US-Verteidigungsminister und Hobbyphilosoph D.Rumsfeld verbrachte das vergangene Wochenende auf der 42.Sicherheitskonferenz in München mit nicht ganz so coolen Typen wie den Jungs, mit denen er auf diesem Foto vom Mai 2005 Spaß hat. Die Aufnahme stammt von der offiziellen Seite des Pentagon, ist also wie alle nicht-geheimen Bilder der US-Behörden gemeinfrei und darf somit von bettelarmen Streitkräften der vierten Gewalt wie dem Lichtwolf verwendet, kommentiert und in Ausschnitten vergrößert werden.

 

Rumsfeld und Biker

 

Man muß nicht Roland Barthes sein, um hier zu erkennen: Der Chef im Hintergrund heißt laut Besucherausweis passenderweise Gary Scheffmeyer, scheint also ganz wie Rummy selbst deutscher Abstammung zu sein. Irgendwie ist er mit seinem Bikerclub vorbeigebrummt, um Skeletor (rechts) darüber hinwegzutrösten, daß es im Irak nicht so toll klappt und die intelligenten Amerikaner sich fragen, wie das denn weitergehen soll. Ganz besonders freut sich Rummy, den wohlgenährten Kollegen links zu treffen, der – wie Gary – ein Vietnamveteran ist und sich nicht von seinem Land verarscht fühlt, sondern bloß von den Hippies und Kommunisten. Wie jedes in sich gefestigte Individuum trägt Garys Freund die Insignien seiner Identität außenrum.

 

Rumsfeld und Biker

 

Genauer betrachtet bestätigen sie die These, es handele sich um einen Veteranen, der vielleicht sogar Kriegsgefangener in Vietnam war. Der rechte Aufnäher sagt „POW – MIA“, für „Prisoner Of War – Missed In Action“. Zum Glück ist er wieder da im Gegensatz zu den „58.479 brothers und sisters who never returned“, bzw. only in a box. Die Hege der Einstellung, dies sei nicht von den Amtsvorgängern Rumsfelds zu verantworten gewesen, sondern von inländischen Verrätern (Pazifisten), legt der Aufnäher links unten nahe: Darauf penetriert ein russischer Tanzbär mit roter Mütze eine Frau, vermutlich die erklärte Kriegsgegnerin Jane Fonda. Denn wir lesen: „Bill Clinton – traitor by choice“ und „Jane Fonda – commie by injection“.

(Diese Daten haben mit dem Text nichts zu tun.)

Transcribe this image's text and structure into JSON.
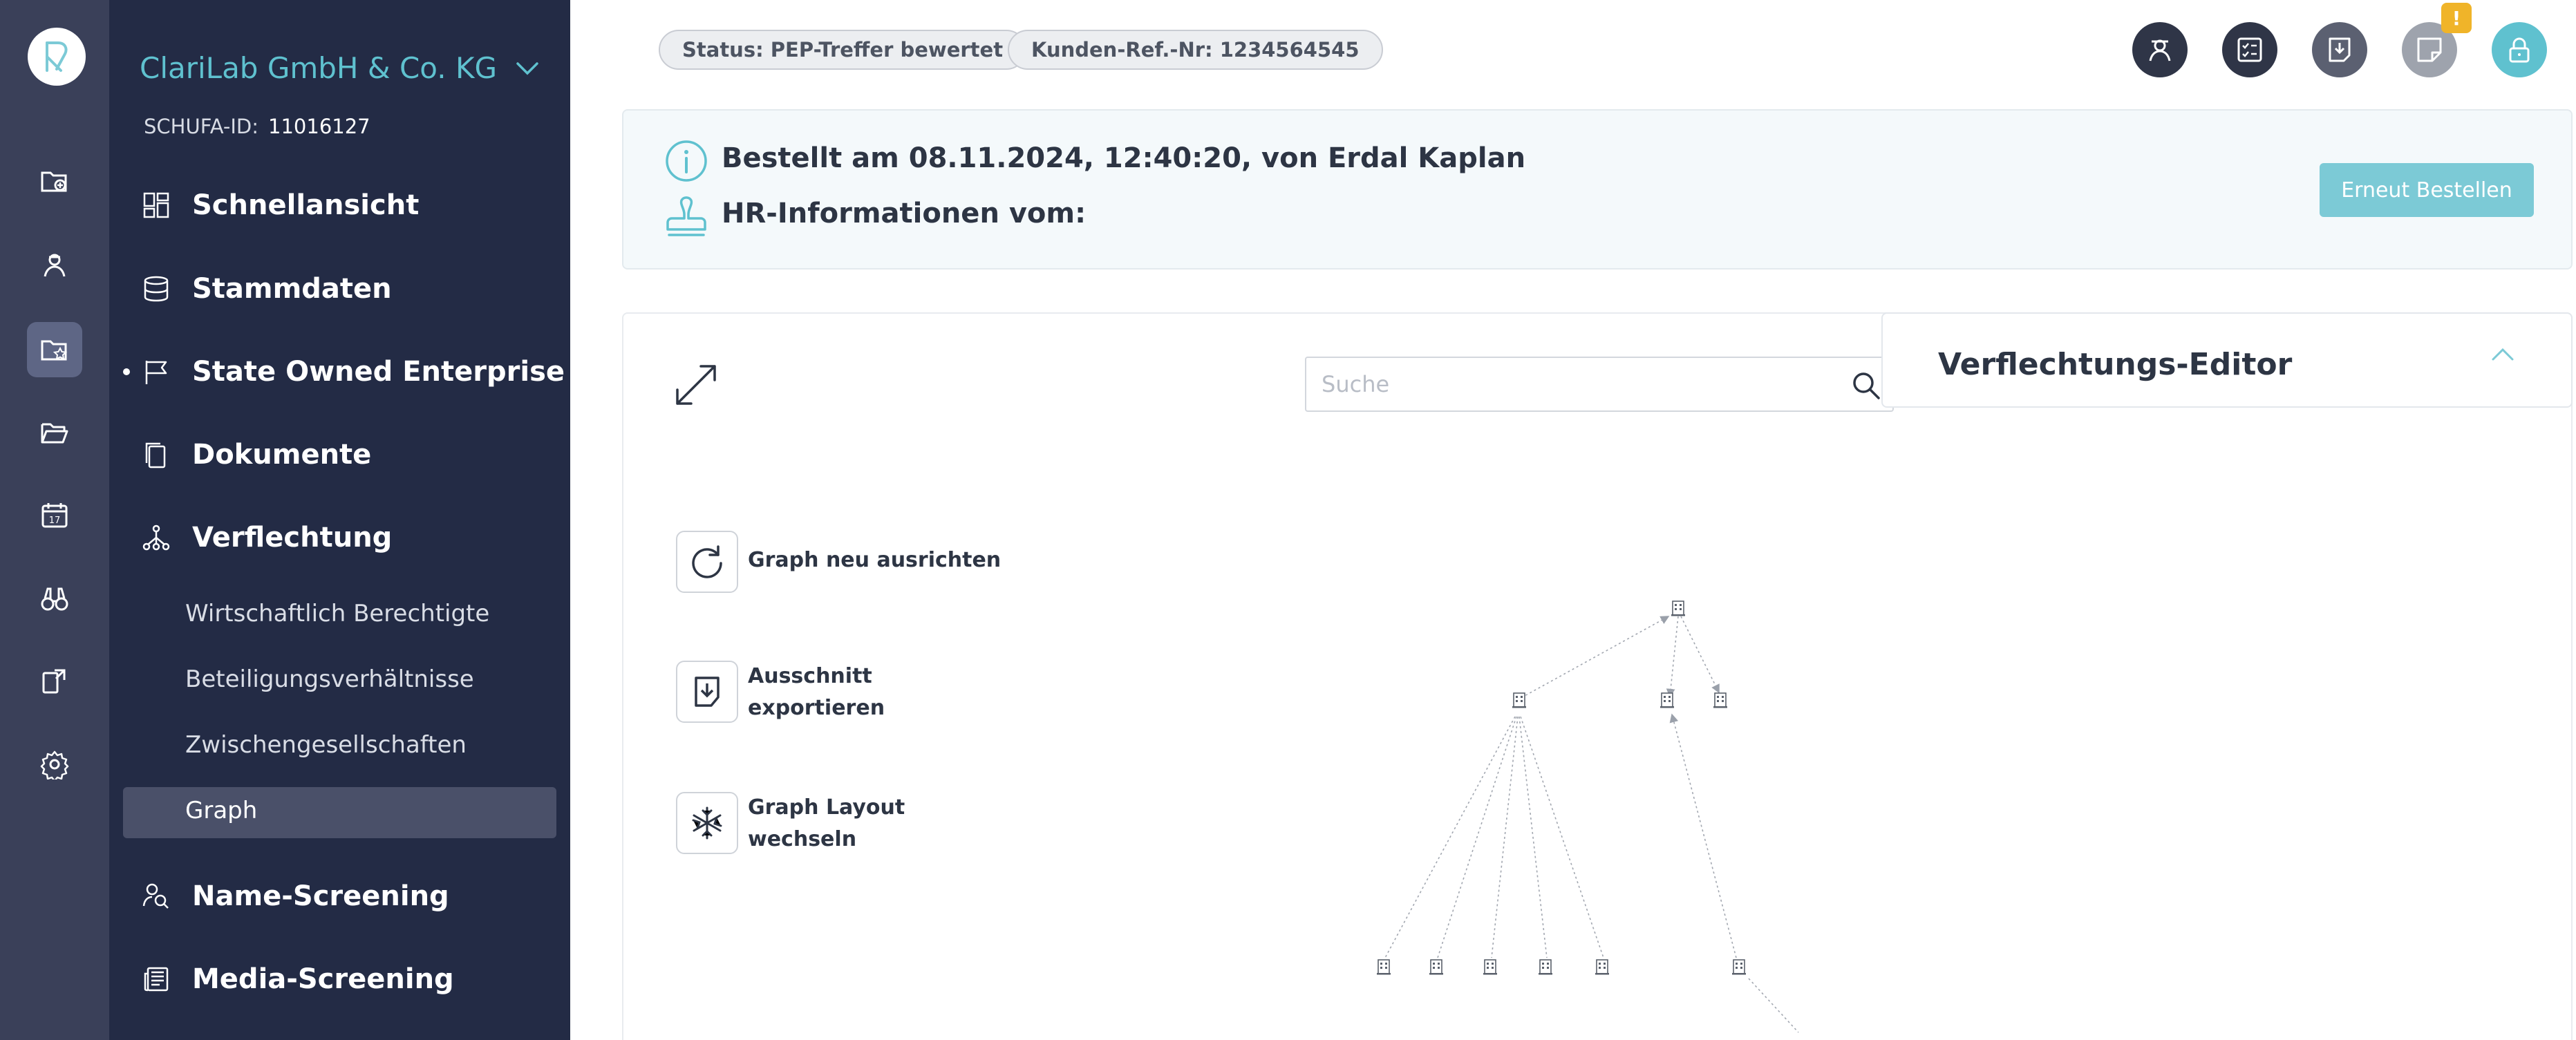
{
  "sidebar": {
    "company_name": "ClariLab GmbH & Co. KG",
    "schufa_label": "SCHUFA-ID:",
    "schufa_id": "11016127",
    "nav": {
      "schnellansicht": "Schnellansicht",
      "stammdaten": "Stammdaten",
      "state_owned": "State Owned Enterprise",
      "dokumente": "Dokumente",
      "verflechtung": "Verflechtung",
      "name_screening": "Name-Screening",
      "media_screening": "Media-Screening"
    },
    "sub": {
      "wirtschaftlich": "Wirtschaftlich Berechtigte",
      "beteiligung": "Beteiligungsverhältnisse",
      "zwischen": "Zwischengesellschaften",
      "graph": "Graph"
    }
  },
  "header": {
    "status": "Status: PEP-Treffer bewertet",
    "kunden_ref": "Kunden-Ref.-Nr: 1234564545",
    "warning_badge": "!"
  },
  "banner": {
    "order_line": "Bestellt am 08.11.2024, 12:40:20, von Erdal Kaplan",
    "hr_line": "HR-Informationen vom:",
    "reorder_button": "Erneut Bestellen"
  },
  "graph": {
    "search_placeholder": "Suche",
    "tool_realign": "Graph neu ausrichten",
    "tool_export_1": "Ausschnitt",
    "tool_export_2": "exportieren",
    "tool_layout_1": "Graph Layout",
    "tool_layout_2": "wechseln"
  },
  "editor": {
    "title": "Verflechtungs-Editor"
  },
  "colors": {
    "rail": "#3a4059",
    "sidebar": "#232b45",
    "accent": "#5fc1cf",
    "button": "#7ccad6",
    "header_dark": "#2f3547"
  }
}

Rummys SteckerVorerst noch ungeklärt bleibt die Bedeutung des Steckers, den Rummy da am Revers trägt. Haben die Illuminaten sich schon wieder ein neues Symbol zugelegt? Und ausgerechnet einen entzündeten Arsch, den ein blaues Männlein zum Himmel reckt?

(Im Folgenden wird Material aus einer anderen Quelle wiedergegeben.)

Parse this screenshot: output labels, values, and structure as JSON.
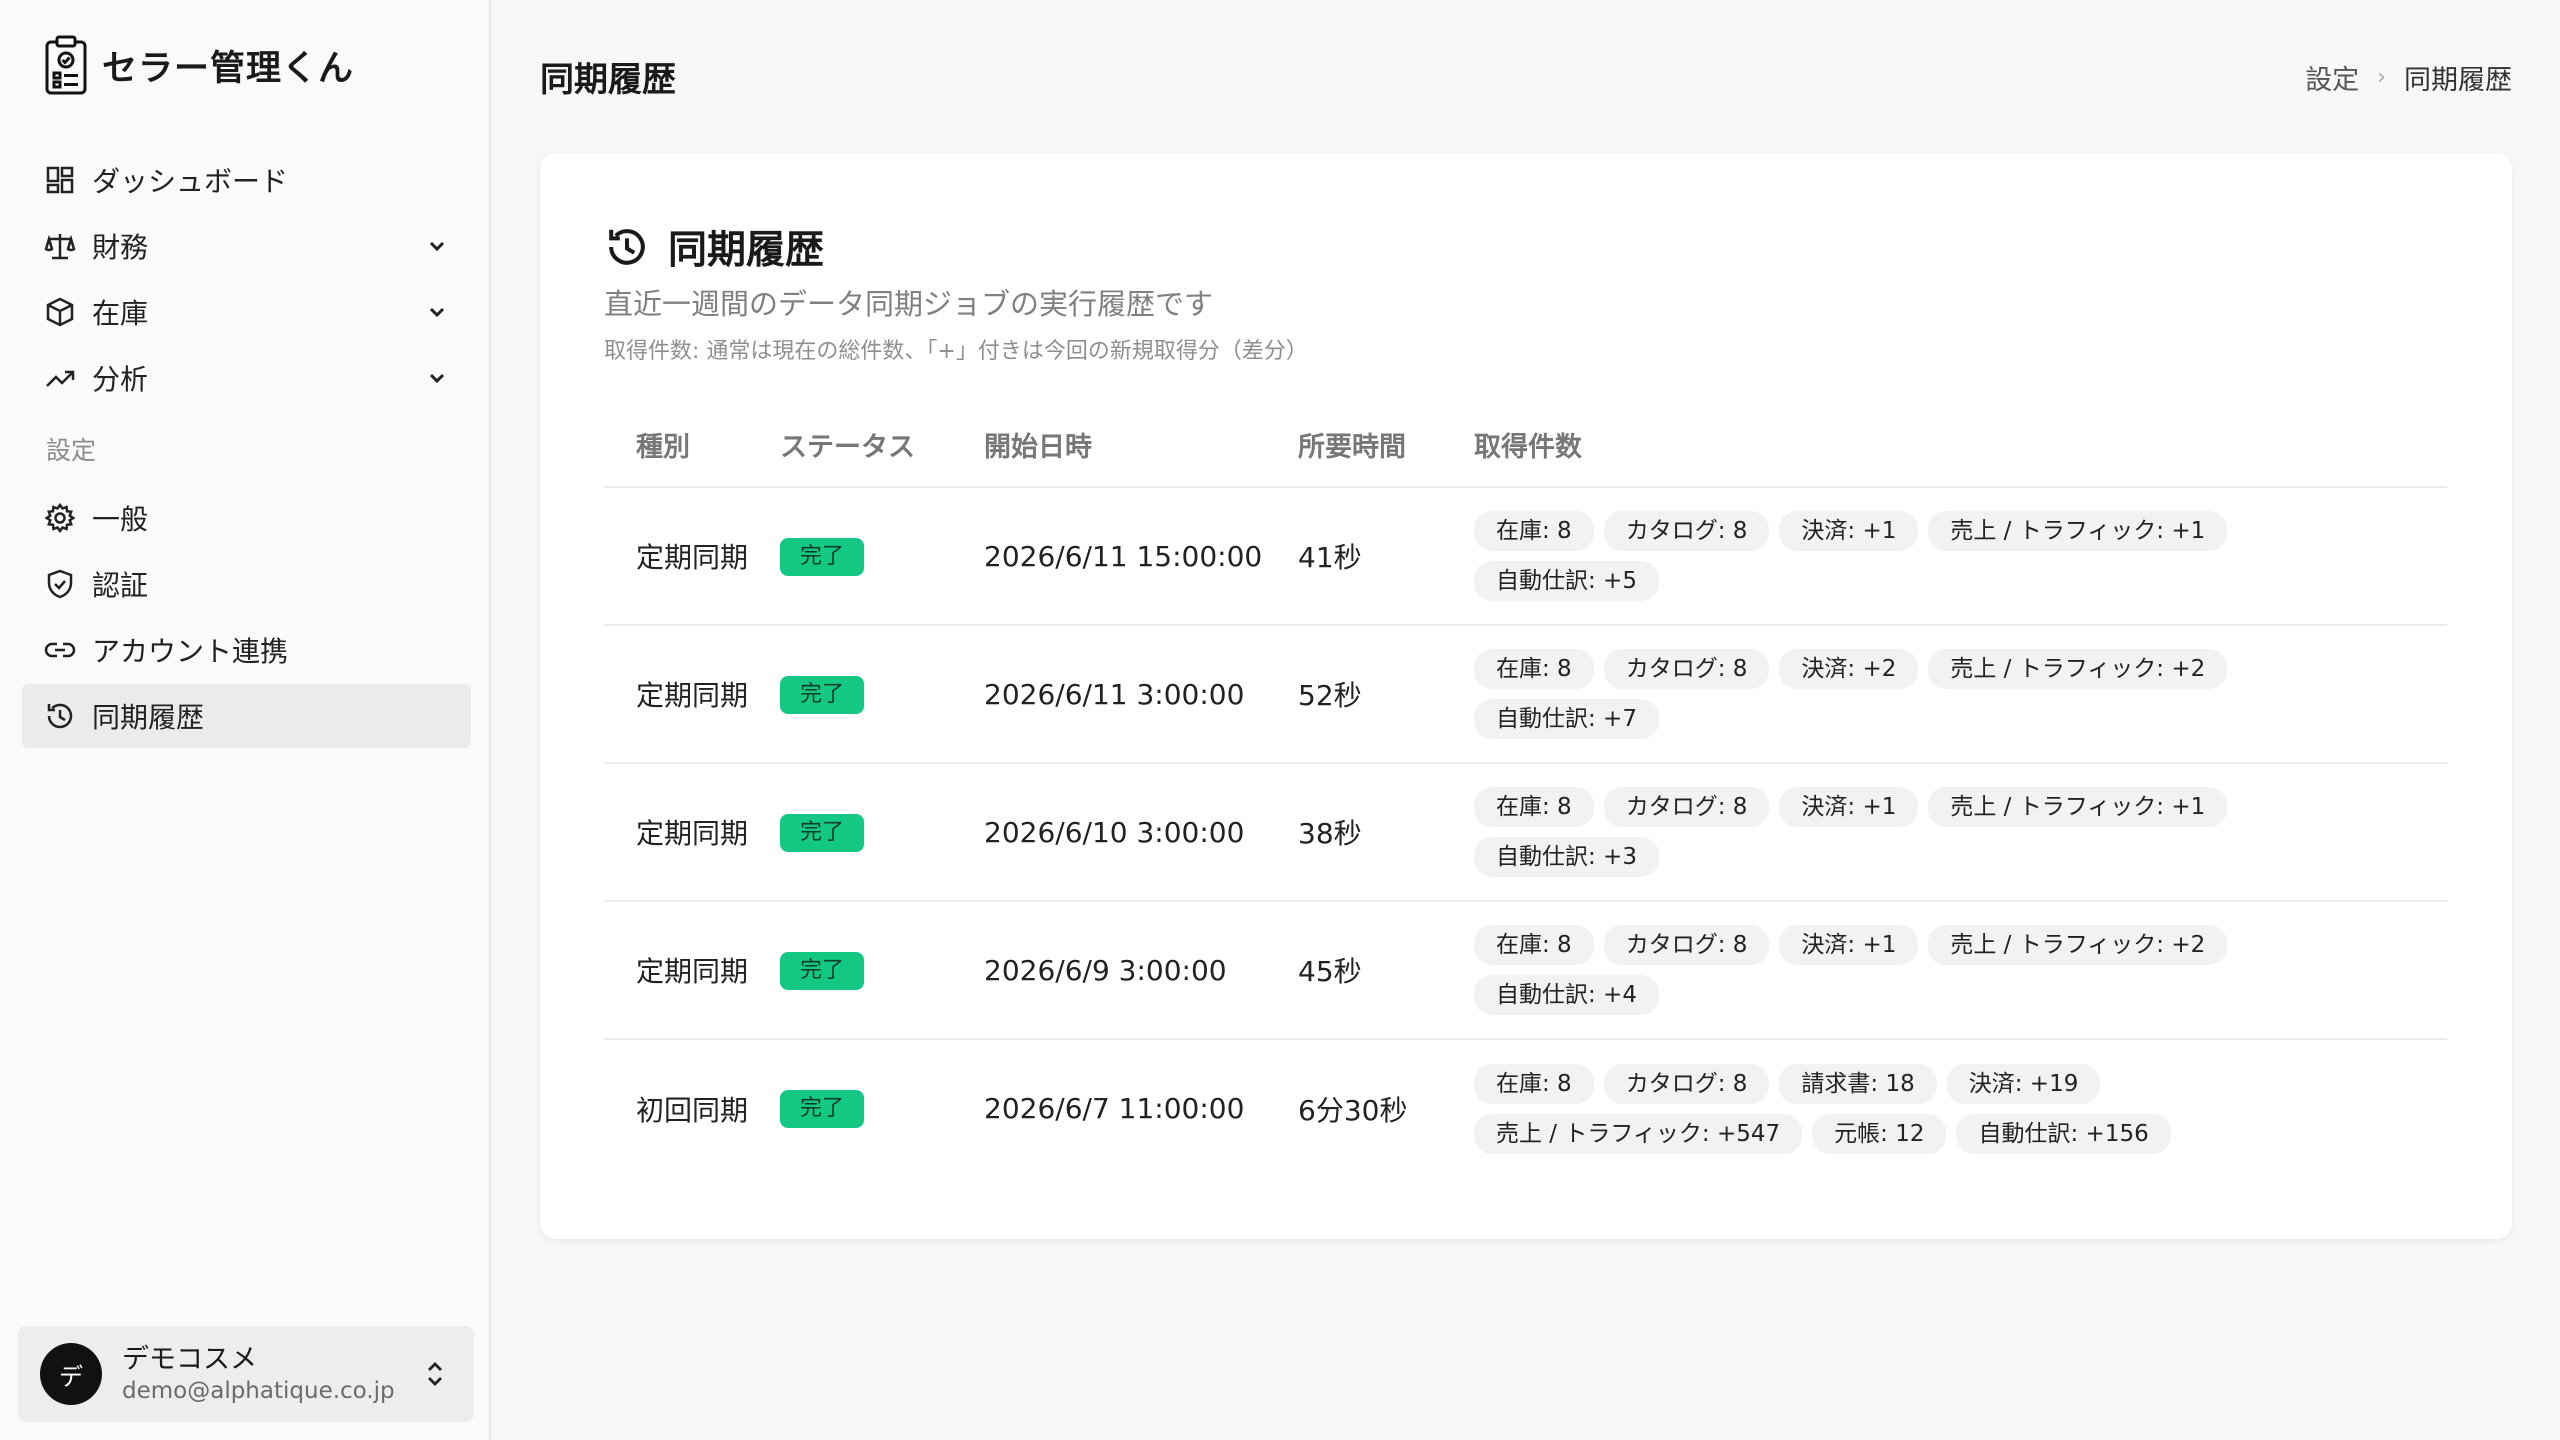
{
  "app": {
    "name": "セラー管理くん"
  },
  "sidebar": {
    "items": [
      {
        "label": "ダッシュボード"
      },
      {
        "label": "財務"
      },
      {
        "label": "在庫"
      },
      {
        "label": "分析"
      }
    ],
    "section_label": "設定",
    "settings_items": [
      {
        "label": "一般"
      },
      {
        "label": "認証"
      },
      {
        "label": "アカウント連携"
      },
      {
        "label": "同期履歴"
      }
    ]
  },
  "user": {
    "initial": "デ",
    "name": "デモコスメ",
    "email": "demo@alphatique.co.jp"
  },
  "header": {
    "title": "同期履歴",
    "breadcrumb": {
      "parent": "設定",
      "sep": "›",
      "current": "同期履歴"
    }
  },
  "card": {
    "title": "同期履歴",
    "description": "直近一週間のデータ同期ジョブの実行履歴です",
    "note": "取得件数: 通常は現在の総件数、「+」付きは今回の新規取得分（差分）"
  },
  "table": {
    "headers": {
      "type": "種別",
      "status": "ステータス",
      "start": "開始日時",
      "duration": "所要時間",
      "counts": "取得件数"
    },
    "rows": [
      {
        "type": "定期同期",
        "status": "完了",
        "start": "2026/6/11 15:00:00",
        "duration": "41秒",
        "counts": [
          "在庫: 8",
          "カタログ: 8",
          "決済: +1",
          "売上 / トラフィック: +1",
          "自動仕訳: +5"
        ]
      },
      {
        "type": "定期同期",
        "status": "完了",
        "start": "2026/6/11 3:00:00",
        "duration": "52秒",
        "counts": [
          "在庫: 8",
          "カタログ: 8",
          "決済: +2",
          "売上 / トラフィック: +2",
          "自動仕訳: +7"
        ]
      },
      {
        "type": "定期同期",
        "status": "完了",
        "start": "2026/6/10 3:00:00",
        "duration": "38秒",
        "counts": [
          "在庫: 8",
          "カタログ: 8",
          "決済: +1",
          "売上 / トラフィック: +1",
          "自動仕訳: +3"
        ]
      },
      {
        "type": "定期同期",
        "status": "完了",
        "start": "2026/6/9 3:00:00",
        "duration": "45秒",
        "counts": [
          "在庫: 8",
          "カタログ: 8",
          "決済: +1",
          "売上 / トラフィック: +2",
          "自動仕訳: +4"
        ]
      },
      {
        "type": "初回同期",
        "status": "完了",
        "start": "2026/6/7 11:00:00",
        "duration": "6分30秒",
        "counts": [
          "在庫: 8",
          "カタログ: 8",
          "請求書: 18",
          "決済: +19",
          "売上 / トラフィック: +547",
          "元帳: 12",
          "自動仕訳: +156"
        ]
      }
    ]
  },
  "colors": {
    "status_complete": "#12c882",
    "active_nav_bg": "#ebebeb"
  }
}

Sachdienliche Hinweise tue man in der Quasselbude kund.

 

Die Quellenangabe ohne Deutung, aber mit Kürzungen des Nationalpathos lautet:

 

US Department of Defense, Washington, D.C., caption: „Secretary of Defense Donald H. Rumsfeld (right) meets with motorcycle riders participating in Rolling Thunder XVIII in Washington D.C., on May 29, 2005. … Hundreds of thousands of motorcycle riders took part in Rolling Thunder 2005. The annual ride, which began in 1988 pays tribute to those killed in Vietnam and remembers those missing from all conflicts. Photo by Tech. Sgt. Cherie A. Thurlby, U.S. Air Force)

 

In diesem Zusammenhang verweisen wir des weiteren auf einen sehr gut recherchierten Artikel der Kollegen von The Onion, dem zufolge die im Irak stationierten US-Militärs selbst eine „exit strategy“ entwickelt haben, nachdem Präsibush sich standhaft weigert, eine solche vorzulegen.